Feelings of relief as a majority voted against the Trumpian Peter Dutton — who lost his seat — should not be interpreted as mass support for all of Labor’s policies. A second-term Anthony Albanese government has no excuse not to raise welfare payments in a cost-of-living and housing crisis.
The welfare system is so broken that, according to the government’s own Australian Institute of Health and Welfare (AIHW), those on JobSeeker and the Disability Support Pension (DSP) make up a third of adult suicide deaths.
Between 2011 and 2021, rates of death by suicide for age groups between 16 and 65 years were highest among those who received the DSP. For those between 16 and 45 years old, suicide was highest among people on unemployment payments.
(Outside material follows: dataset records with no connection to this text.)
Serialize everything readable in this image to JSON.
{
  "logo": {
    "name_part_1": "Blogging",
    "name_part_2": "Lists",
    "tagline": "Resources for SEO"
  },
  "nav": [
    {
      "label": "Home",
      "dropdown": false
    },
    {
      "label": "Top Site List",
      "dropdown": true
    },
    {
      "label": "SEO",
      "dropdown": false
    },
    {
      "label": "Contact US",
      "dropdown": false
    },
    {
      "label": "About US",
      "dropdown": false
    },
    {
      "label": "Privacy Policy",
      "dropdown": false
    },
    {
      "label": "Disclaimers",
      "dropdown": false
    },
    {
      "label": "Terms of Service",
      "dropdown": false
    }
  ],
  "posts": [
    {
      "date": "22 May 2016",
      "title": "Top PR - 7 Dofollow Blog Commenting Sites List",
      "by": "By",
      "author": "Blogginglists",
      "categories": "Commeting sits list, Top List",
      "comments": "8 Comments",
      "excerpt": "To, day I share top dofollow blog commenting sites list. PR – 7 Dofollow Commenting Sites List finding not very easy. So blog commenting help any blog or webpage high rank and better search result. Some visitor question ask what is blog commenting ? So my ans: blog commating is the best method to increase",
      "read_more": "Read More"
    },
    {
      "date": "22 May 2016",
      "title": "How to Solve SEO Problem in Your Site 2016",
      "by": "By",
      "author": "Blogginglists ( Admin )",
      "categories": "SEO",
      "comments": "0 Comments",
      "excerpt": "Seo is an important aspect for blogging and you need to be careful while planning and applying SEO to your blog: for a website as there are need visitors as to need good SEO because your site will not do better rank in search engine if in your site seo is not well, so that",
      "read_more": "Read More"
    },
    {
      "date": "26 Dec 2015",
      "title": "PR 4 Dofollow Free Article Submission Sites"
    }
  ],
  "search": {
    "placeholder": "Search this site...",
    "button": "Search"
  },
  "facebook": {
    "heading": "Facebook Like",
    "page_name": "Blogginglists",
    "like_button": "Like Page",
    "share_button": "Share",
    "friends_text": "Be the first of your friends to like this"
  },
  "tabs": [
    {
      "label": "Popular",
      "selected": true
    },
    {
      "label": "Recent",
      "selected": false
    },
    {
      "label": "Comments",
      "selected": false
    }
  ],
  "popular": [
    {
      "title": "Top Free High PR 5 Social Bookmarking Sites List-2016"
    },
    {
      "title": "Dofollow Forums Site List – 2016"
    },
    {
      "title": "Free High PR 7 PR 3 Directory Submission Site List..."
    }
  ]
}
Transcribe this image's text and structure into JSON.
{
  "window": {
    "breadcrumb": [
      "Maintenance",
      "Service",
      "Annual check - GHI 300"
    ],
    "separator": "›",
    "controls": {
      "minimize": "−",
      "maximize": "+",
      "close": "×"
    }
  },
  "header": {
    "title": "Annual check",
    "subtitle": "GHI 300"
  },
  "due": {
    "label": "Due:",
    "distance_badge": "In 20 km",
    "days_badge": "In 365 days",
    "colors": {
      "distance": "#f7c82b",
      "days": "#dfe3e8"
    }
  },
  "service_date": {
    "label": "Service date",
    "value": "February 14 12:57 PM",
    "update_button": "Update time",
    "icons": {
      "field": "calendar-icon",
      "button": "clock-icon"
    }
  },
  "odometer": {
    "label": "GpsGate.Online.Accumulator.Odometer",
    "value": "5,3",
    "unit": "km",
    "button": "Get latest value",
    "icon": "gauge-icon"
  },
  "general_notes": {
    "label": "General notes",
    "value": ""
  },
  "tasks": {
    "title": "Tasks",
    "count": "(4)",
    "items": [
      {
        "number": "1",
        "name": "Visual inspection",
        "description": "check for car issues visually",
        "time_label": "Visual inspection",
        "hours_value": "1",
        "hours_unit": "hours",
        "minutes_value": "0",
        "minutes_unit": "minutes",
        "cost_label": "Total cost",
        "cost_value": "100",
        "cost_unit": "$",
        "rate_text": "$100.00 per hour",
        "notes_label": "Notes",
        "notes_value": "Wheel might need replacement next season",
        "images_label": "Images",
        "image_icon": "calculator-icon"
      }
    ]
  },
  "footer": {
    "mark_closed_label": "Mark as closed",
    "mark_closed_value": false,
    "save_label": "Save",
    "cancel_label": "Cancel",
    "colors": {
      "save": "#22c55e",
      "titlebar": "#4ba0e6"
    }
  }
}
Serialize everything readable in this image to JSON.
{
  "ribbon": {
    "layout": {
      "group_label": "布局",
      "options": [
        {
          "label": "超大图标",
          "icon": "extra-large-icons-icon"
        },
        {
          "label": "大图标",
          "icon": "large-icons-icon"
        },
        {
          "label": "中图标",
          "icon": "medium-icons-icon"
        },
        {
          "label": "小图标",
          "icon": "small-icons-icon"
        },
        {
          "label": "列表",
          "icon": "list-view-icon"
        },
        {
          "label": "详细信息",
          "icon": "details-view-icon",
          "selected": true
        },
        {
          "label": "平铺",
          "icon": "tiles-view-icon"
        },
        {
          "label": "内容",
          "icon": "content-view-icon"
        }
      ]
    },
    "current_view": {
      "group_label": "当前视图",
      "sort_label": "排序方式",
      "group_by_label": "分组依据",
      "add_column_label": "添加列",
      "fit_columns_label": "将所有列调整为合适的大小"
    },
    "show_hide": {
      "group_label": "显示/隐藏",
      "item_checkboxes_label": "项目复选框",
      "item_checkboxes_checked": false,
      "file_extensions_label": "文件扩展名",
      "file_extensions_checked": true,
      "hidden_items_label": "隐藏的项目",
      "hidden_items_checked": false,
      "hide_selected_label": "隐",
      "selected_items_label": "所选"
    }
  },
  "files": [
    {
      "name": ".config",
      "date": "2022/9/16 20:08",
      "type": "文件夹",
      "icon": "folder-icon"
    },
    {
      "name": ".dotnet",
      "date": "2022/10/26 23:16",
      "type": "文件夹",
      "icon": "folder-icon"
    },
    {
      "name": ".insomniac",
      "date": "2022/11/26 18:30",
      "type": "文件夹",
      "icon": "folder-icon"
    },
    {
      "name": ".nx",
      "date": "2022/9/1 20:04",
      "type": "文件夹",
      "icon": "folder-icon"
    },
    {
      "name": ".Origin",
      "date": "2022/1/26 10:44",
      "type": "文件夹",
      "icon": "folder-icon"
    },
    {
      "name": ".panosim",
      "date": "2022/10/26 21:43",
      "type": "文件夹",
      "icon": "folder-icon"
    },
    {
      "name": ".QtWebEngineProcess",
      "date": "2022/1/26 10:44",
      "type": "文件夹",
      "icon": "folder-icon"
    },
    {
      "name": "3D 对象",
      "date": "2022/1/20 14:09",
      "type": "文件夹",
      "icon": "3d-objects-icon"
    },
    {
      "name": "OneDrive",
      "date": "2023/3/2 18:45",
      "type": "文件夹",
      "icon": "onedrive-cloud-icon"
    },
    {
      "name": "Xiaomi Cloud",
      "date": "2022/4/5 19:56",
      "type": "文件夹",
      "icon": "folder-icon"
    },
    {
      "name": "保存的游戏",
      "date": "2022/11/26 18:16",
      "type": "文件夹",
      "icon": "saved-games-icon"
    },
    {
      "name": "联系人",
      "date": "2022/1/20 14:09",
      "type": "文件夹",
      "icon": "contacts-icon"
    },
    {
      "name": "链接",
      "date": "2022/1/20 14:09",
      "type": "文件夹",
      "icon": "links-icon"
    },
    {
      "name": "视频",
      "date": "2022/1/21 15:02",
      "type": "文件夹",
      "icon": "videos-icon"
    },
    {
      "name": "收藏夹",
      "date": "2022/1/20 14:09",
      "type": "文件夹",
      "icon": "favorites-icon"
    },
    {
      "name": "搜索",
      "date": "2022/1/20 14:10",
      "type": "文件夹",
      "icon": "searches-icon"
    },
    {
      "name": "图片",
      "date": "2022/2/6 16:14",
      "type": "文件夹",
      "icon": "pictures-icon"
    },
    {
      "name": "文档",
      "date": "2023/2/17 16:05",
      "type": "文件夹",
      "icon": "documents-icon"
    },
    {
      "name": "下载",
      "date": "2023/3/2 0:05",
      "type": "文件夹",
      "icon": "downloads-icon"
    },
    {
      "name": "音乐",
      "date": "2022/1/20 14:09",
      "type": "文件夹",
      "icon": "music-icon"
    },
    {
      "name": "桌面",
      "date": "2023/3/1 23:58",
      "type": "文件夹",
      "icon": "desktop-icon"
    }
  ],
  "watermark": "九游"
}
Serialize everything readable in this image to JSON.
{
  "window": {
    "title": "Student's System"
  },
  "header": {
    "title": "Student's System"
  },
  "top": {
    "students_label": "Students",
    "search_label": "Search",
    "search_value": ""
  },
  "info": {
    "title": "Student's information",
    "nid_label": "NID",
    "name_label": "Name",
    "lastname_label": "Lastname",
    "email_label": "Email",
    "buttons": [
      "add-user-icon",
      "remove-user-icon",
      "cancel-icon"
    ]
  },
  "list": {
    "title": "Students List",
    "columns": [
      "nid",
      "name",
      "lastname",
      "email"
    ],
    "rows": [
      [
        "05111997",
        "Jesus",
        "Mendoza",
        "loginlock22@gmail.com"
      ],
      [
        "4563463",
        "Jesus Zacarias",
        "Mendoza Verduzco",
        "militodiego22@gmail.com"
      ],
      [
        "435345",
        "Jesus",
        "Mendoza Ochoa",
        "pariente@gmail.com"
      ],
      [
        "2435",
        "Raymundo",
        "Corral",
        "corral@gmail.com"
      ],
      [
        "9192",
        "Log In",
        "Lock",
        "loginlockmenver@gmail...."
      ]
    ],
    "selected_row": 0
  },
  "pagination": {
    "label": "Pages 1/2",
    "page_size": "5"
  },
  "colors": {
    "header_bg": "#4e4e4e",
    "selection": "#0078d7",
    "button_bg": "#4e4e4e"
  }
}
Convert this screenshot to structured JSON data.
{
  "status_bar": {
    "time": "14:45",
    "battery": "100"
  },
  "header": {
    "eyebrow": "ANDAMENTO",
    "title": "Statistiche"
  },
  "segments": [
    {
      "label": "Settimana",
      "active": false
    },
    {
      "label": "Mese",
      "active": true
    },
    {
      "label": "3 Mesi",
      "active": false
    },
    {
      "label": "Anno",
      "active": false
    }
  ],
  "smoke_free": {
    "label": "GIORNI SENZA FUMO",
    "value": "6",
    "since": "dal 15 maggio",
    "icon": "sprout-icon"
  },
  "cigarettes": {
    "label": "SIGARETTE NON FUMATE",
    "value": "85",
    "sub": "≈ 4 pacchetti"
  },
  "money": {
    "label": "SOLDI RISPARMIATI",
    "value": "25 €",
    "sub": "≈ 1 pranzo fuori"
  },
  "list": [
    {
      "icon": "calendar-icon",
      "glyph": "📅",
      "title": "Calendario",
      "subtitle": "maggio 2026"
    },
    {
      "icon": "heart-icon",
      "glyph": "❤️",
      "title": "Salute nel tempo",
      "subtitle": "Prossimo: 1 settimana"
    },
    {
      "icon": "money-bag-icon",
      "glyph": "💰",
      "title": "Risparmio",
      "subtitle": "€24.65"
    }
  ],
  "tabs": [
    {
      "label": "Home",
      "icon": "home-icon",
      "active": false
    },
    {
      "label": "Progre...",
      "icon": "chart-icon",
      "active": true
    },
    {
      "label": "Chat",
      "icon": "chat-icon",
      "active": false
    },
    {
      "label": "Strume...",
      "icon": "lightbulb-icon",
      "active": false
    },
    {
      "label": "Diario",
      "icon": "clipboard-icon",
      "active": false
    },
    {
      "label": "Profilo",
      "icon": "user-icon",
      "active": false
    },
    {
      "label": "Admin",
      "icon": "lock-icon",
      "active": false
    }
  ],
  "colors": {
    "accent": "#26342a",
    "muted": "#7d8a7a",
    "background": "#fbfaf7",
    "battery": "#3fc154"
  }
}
Labor carried on from where the Coalition left off — demonising the poor. It was a particular shock when the Coalition substantially lifted unemployment payments during the COVID-19 pandemic to help street-dwellers find a safe place to live — albeit temporarily.
The AIHW suggested that those who received income support payments for that short period during the pandemic may be less vulnerable, compared to longer-term unemployment payment recipients. Its previous analysis has found that the longer a person is on unemployment payments, the higher the risk of death by suicide.
The Antipoverty Centre said poor people felt a growing despair during Labor’s first term, after having pinned hope on Labor’s promise to “leave no one behind”.
The first term Albanese government lifted JobSeeker by just $20 a week — less than the Coalition in its first term. Those on the DSP, Youth Allowance and other Centrelink payments were forced to live in poverty, without any rate increase at all.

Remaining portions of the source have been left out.